Repay. For some board members it is a way of giving back to their alma mater. They are grateful for the education and experience they received that framed their successful career.

It’s good business. Universities are economic drivers and for many communities are an employer anchor—“A University Town.” Serving on the board is a way to connect the university to the community and stay abreast, and influence, the developments of the university. Further, industry leaders are keen to understand curriculums as their success is dependent on the university graduating students with the correct skill set.

Tradition. Some members have a long tradition of the family involvement with the university and there are legacies that go back generations. The desire to serve on the board stems from deep seated long-standing family commitments.

Academics. Although a member has amassed his/her fortune in business, he/she serve as protector of the classics and liberal arts education. They want to ensure universities don’t lose sight of their history in the wake of new trends.

Faith. Accept the invitation to serve on a board, for example at a faith-based university, because it is God’s will and a way for them to serve their faith.

Philanthropic oversight. As aforementioned in the U.S. many board members are significant donors to the university and, for some, such an investment comes after being involved at the highest level. There is comfort sitting at the table of the organisation where one has philanthropically invested millions.

Social. Giving time as a board member offers up a plethora of special invitations to functions. Serving on a board affords the opportunity for social interaction.

Ego. I would be remiss if I left out ego. Individuals volunteer to serve his/her ego. The ability to share they are on the board/council of XYZ University plays well at social functions and lends creditability to the individual’s professional endeavors.

Locally, opinions have been expressed that Australian university alumni are just not philanthropic and there just isn’t a culture of philanthropy. I disagree with the former and agree with the latter. Alumni are generous and do give when properly engaged, a gift proposal aligns with their passion and interest, and the university is making a difference/has a good reputation. Although there is a culture of philanthropy in Australia, it is not universally entrenched across the higher education sector.

To secure philanthropic investment and create a cultural of philanthropy requires investment in advancement professionals, programming, and instilling philanthropic teamwork across the university—at all levels. Just because someone is rich and you have a need for money doesn’t mean they will gift it to you. Further, the thinking if 10,000 alumni of XYZ University were asked once to give $500 each to secure $5,000,000 is not reality. If it were that easy it would be happening and the higher education professional advancement landscape would look different.

Further, Australian universities are playing catch up in creating a culture of philanthropy among their alumni. Creating this culture starts when alumni are students, instead of 20 years after they have graduated. See Penn State University’s student philanthropy.[9] More investment is needed today in Australian higher education advancement operations to raise more monies, even when it means a future professional or leader will reap the benefit and the praise for a realized gift of the future for the work that was done today.

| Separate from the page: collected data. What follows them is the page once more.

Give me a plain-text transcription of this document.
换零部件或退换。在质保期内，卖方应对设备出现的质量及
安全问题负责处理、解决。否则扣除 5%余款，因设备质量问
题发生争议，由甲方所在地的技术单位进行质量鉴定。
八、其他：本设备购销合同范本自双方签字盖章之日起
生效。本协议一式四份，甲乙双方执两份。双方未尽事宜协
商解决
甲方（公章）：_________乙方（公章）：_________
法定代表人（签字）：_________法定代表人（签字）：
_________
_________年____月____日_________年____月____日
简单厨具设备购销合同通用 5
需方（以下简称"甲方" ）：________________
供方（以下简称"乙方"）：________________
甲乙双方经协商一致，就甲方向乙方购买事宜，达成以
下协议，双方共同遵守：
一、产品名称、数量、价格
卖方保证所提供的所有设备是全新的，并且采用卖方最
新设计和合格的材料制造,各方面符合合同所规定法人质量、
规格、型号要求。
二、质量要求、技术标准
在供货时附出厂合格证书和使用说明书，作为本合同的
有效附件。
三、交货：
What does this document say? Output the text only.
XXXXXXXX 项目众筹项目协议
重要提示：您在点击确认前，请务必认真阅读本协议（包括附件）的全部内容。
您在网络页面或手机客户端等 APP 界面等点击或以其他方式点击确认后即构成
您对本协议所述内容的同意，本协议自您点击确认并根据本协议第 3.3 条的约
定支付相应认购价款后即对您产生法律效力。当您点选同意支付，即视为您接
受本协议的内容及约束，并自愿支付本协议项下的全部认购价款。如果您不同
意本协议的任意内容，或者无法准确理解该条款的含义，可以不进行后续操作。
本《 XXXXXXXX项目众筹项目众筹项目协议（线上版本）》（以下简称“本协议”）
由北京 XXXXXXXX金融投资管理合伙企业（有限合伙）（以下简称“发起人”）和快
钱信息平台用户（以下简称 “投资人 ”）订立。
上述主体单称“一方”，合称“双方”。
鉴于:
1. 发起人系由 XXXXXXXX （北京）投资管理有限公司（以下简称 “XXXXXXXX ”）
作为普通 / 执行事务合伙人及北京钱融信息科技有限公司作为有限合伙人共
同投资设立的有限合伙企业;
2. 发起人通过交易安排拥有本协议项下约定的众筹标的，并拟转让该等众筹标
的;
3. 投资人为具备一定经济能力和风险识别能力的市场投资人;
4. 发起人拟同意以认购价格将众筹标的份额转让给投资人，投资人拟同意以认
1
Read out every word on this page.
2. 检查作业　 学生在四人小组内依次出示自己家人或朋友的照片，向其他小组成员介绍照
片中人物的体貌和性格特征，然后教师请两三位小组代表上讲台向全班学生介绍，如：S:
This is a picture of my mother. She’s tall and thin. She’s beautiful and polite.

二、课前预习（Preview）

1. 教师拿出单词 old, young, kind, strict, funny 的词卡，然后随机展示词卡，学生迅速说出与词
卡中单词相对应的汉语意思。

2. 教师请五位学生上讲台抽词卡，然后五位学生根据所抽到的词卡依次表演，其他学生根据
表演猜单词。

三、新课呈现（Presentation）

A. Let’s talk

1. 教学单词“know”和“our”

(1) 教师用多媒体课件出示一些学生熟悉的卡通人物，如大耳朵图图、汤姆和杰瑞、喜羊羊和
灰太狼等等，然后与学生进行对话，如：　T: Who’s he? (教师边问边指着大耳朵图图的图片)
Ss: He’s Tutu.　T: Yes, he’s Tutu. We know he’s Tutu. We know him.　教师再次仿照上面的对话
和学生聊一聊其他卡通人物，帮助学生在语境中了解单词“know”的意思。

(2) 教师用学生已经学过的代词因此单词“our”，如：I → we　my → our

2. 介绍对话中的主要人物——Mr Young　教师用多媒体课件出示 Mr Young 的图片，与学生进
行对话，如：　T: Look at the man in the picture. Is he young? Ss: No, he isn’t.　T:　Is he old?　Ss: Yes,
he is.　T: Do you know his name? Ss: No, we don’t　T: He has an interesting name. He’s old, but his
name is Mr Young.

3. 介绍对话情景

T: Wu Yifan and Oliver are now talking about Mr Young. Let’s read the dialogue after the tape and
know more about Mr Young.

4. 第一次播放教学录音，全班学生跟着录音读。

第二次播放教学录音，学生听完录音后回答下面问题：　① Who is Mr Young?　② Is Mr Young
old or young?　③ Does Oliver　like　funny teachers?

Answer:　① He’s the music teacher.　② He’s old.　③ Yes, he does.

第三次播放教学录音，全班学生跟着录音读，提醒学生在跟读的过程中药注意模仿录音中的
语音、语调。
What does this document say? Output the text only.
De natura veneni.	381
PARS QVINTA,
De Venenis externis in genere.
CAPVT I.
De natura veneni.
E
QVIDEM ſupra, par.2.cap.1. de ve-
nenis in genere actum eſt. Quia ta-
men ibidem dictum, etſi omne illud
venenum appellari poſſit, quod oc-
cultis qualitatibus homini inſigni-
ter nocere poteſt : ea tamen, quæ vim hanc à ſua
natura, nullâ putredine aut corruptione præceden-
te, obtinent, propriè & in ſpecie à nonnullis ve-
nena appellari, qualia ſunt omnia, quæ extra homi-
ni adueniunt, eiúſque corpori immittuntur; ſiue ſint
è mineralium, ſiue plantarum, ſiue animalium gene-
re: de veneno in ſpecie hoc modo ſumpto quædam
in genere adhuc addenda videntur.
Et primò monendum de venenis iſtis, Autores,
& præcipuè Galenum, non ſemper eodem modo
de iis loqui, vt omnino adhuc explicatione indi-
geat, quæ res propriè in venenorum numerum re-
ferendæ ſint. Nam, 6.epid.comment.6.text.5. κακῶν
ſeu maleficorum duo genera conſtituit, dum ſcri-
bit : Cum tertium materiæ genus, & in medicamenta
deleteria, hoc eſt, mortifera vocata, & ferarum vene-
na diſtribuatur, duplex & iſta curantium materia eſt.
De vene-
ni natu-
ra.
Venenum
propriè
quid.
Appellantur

There are the pros and cons to compensating board members, but attention should be given to how donors or potential donors will receive the news. It is important alumni feel they are valued and are treated accordingly with value add programming and benefits. With today’s rising tuition and government funding cuts increased philanthropic dollars can make a difference. University boards can take an active leadership role by engaging in advancement work of their respective universities and contribute to enhancing that much needed culture of philanthropy.